使用此 class 来 activate/deactivate WebBrowser 控件的高级功能:

Imports Microsoft.Win32
Imports System.Security.AccessControl

Public Class WebBrowserAdvancedFetures
    Private Shared baseKeyName As String = "Software\Microsoft\Internet Explorer\Main\FeatureControl"
    Private Shared featuresKey As String = baseKeyName & "\FEATURE_BROWSER_EMULATION"
    Private Shared hardwareAccelKey As String = baseKeyName & "\FEATURE_GPU_RENDERING"

    Public Shared Sub ActivateWBAdvancedFeatures(executableName As String)
        Dim wbFeatureKey As RegistryKey = Nothing
        Dim wbAccelKey As RegistryKey = Nothing

        Try
            wbFeatureKey = Registry.CurrentUser.OpenSubKey(featuresKey, 
                RegistryKeyPermissionCheck.ReadWriteSubTree, RegistryRights.WriteKey)
            If wbFeatureKey Is Nothing Then
                wbFeatureKey = Registry.CurrentUser.CreateSubKey(featuresKey, True)
            End If
            wbFeatureKey.SetValue(executableName, 11001, RegistryValueKind.DWord)

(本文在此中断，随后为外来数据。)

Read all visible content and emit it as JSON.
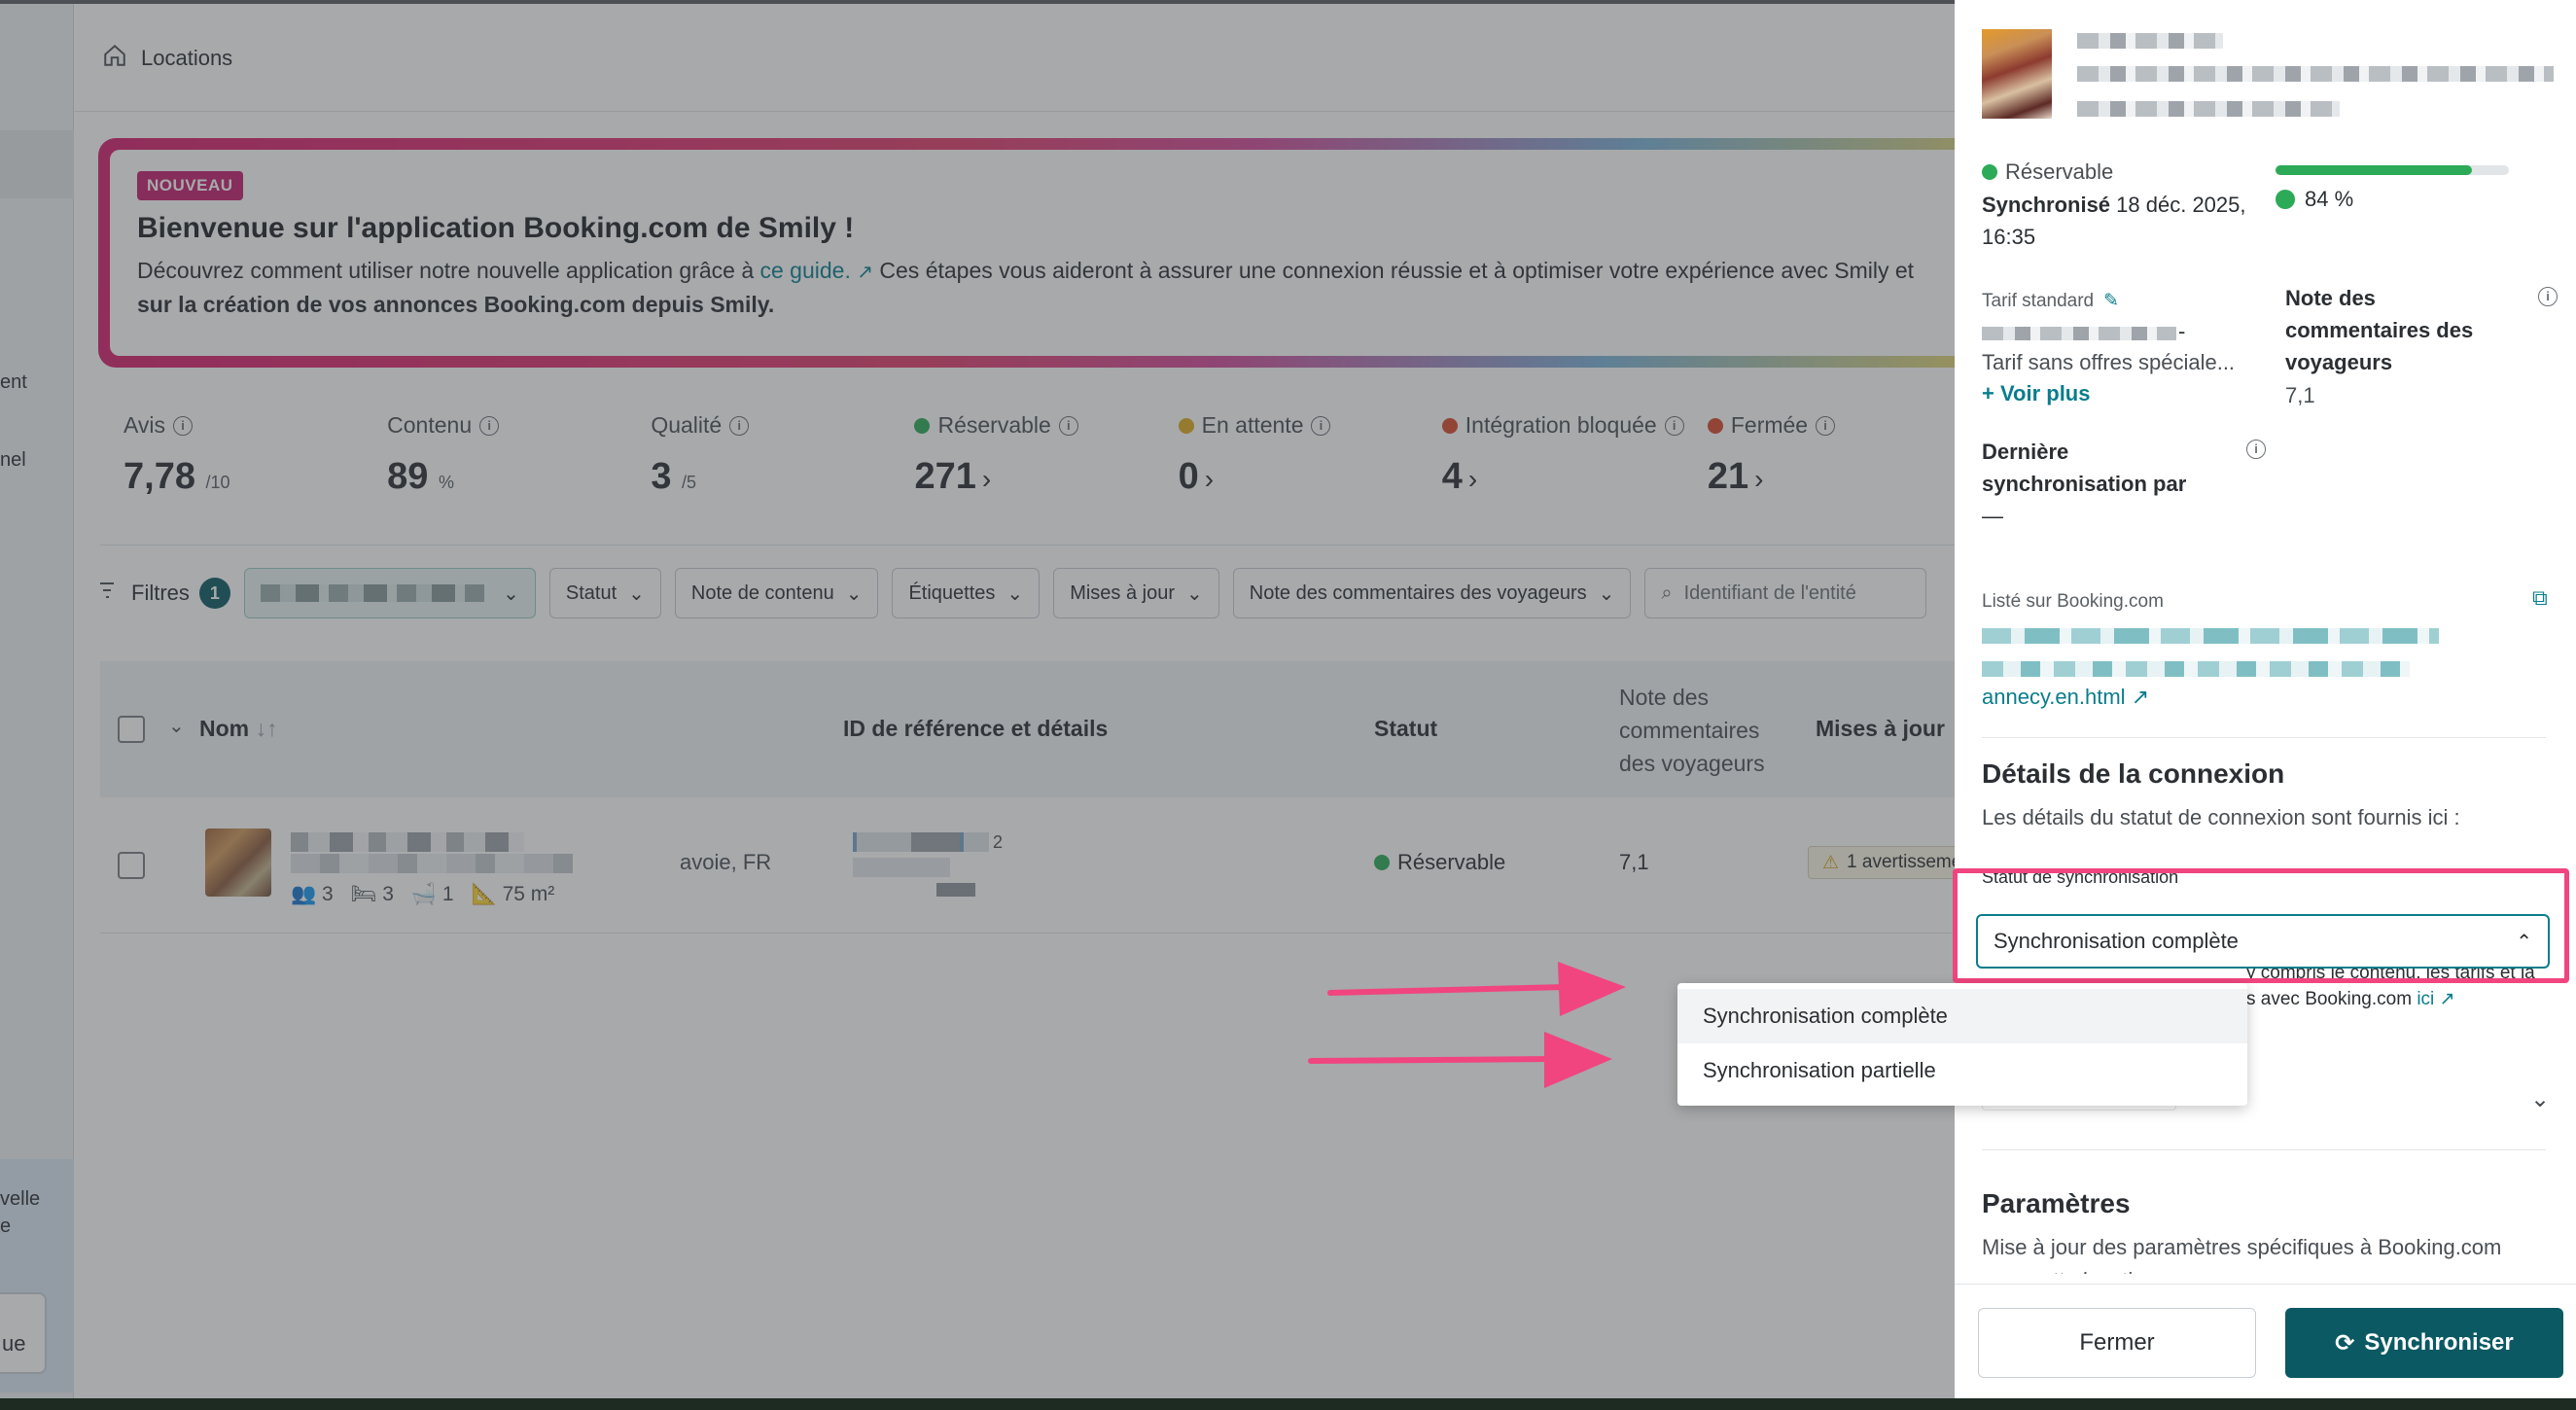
{
  "breadcrumb": {
    "label": "Locations"
  },
  "banner": {
    "badge": "NOUVEAU",
    "title": "Bienvenue sur l'application Booking.com de Smily !",
    "text_before_link": "Découvrez comment utiliser notre nouvelle application grâce à ",
    "link": "ce guide.",
    "text_after_link": " Ces étapes vous aideront à assurer une connexion réussie et à optimiser votre expérience avec Smily et",
    "text_line2": "sur la création de vos annonces Booking.com depuis Smily."
  },
  "stats": [
    {
      "label": "Avis",
      "value": "7,78",
      "unit": "/10",
      "dot": ""
    },
    {
      "label": "Contenu",
      "value": "89",
      "unit": "%",
      "dot": ""
    },
    {
      "label": "Qualité",
      "value": "3",
      "unit": "/5",
      "dot": ""
    },
    {
      "label": "Réservable",
      "value": "271",
      "unit": "",
      "dot": "#2daa57"
    },
    {
      "label": "En attente",
      "value": "0",
      "unit": "",
      "dot": "#e0a91e"
    },
    {
      "label": "Intégration bloquée",
      "value": "4",
      "unit": "",
      "dot": "#d9472b"
    },
    {
      "label": "Fermée",
      "value": "21",
      "unit": "",
      "dot": "#d9472b"
    }
  ],
  "filters": {
    "label": "Filtres",
    "count": "1",
    "buttons": [
      "Statut",
      "Note de contenu",
      "Étiquettes",
      "Mises à jour",
      "Note des commentaires des voyageurs"
    ],
    "search_placeholder": "Identifiant de l'entité"
  },
  "table": {
    "headers": {
      "name": "Nom",
      "ref": "ID de référence et détails",
      "status": "Statut",
      "rating": "Note des commentaires des voyageurs",
      "updates": "Mises à jour"
    },
    "row": {
      "location": "avoie, FR",
      "guests": "3",
      "beds": "3",
      "baths": "1",
      "area": "75 m²",
      "ref_suffix": "2",
      "status": "Réservable",
      "rating": "7,1",
      "updates": "1 avertissement"
    }
  },
  "panel": {
    "status": "Réservable",
    "progress_percent": 84,
    "progress_label": "84 %",
    "synced_label": "Synchronisé",
    "synced_date": "18 déc. 2025, 16:35",
    "rate_label": "Tarif standard",
    "rate_suffix": "-",
    "rate_desc": "Tarif sans offres spéciale...",
    "see_more": "Voir plus",
    "review_label": "Note des commentaires des voyageurs",
    "review_value": "7,1",
    "last_sync_label": "Dernière synchronisation par",
    "last_sync_value": "—",
    "listed_label": "Listé sur Booking.com",
    "listed_url_end": "annecy.en.html",
    "connection_title": "Détails de la connexion",
    "connection_desc": "Les détails du statut de connexion sont fournis ici :",
    "sync_status_label": "Statut de synchronisation",
    "sync_status_value": "Synchronisation complète",
    "sync_help_1": "y compris le contenu, les tarifs et la",
    "sync_help_2": "s avec Booking.com",
    "sync_help_link": "ici",
    "params_title": "Paramètres",
    "params_desc": "Mise à jour des paramètres spécifiques à Booking.com",
    "params_desc2": "pour cette location :"
  },
  "dropdown": {
    "options": [
      "Synchronisation complète",
      "Synchronisation partielle"
    ]
  },
  "footer": {
    "close": "Fermer",
    "sync": "Synchroniser"
  },
  "left_rail": {
    "text1": "ent",
    "text2": "nel",
    "text3": "velle",
    "text4": "e",
    "button": "ue"
  },
  "colors": {
    "accent": "#0a7d8c",
    "primary_button": "#0b5963",
    "highlight": "#f0457f",
    "success": "#2daa57"
  }
}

            wbAccelKey = Registry.CurrentUser.OpenSubKey(hardwareAccelKey, 
                RegistryKeyPermissionCheck.ReadWriteSubTree, RegistryRights.WriteKey)
            If wbAccelKey Is Nothing Then
                wbAccelKey = Registry.CurrentUser.CreateSubKey(hardwareAccelKey, True)
            End If
            wbAccelKey.SetValue(executableName, 1, RegistryValueKind.DWord)
        Finally
            wbFeatureKey?.Dispose()
            wbAccelKey?.Dispose()
        End Try
    End Sub

    Public Shared Sub DeactivateWBAdvancedFeatures(executableName As String)
        Using wbFeatureKey = Registry.CurrentUser.OpenSubKey(
            featuresKey, RegistryKeyPermissionCheck.ReadWriteSubTree, RegistryRights.WriteKey)
            wbFeatureKey.DeleteValue(executableName, False)
        End Using

        Using wbAccelKey = Registry.CurrentUser.OpenSubKey(
            hardwareAccelKey, RegistryKeyPermissionCheck.ReadWriteSubTree, RegistryRights.WriteKey)
            wbAccelKey.DeleteValue(executableName, False)
        End Using
    End Sub
End Class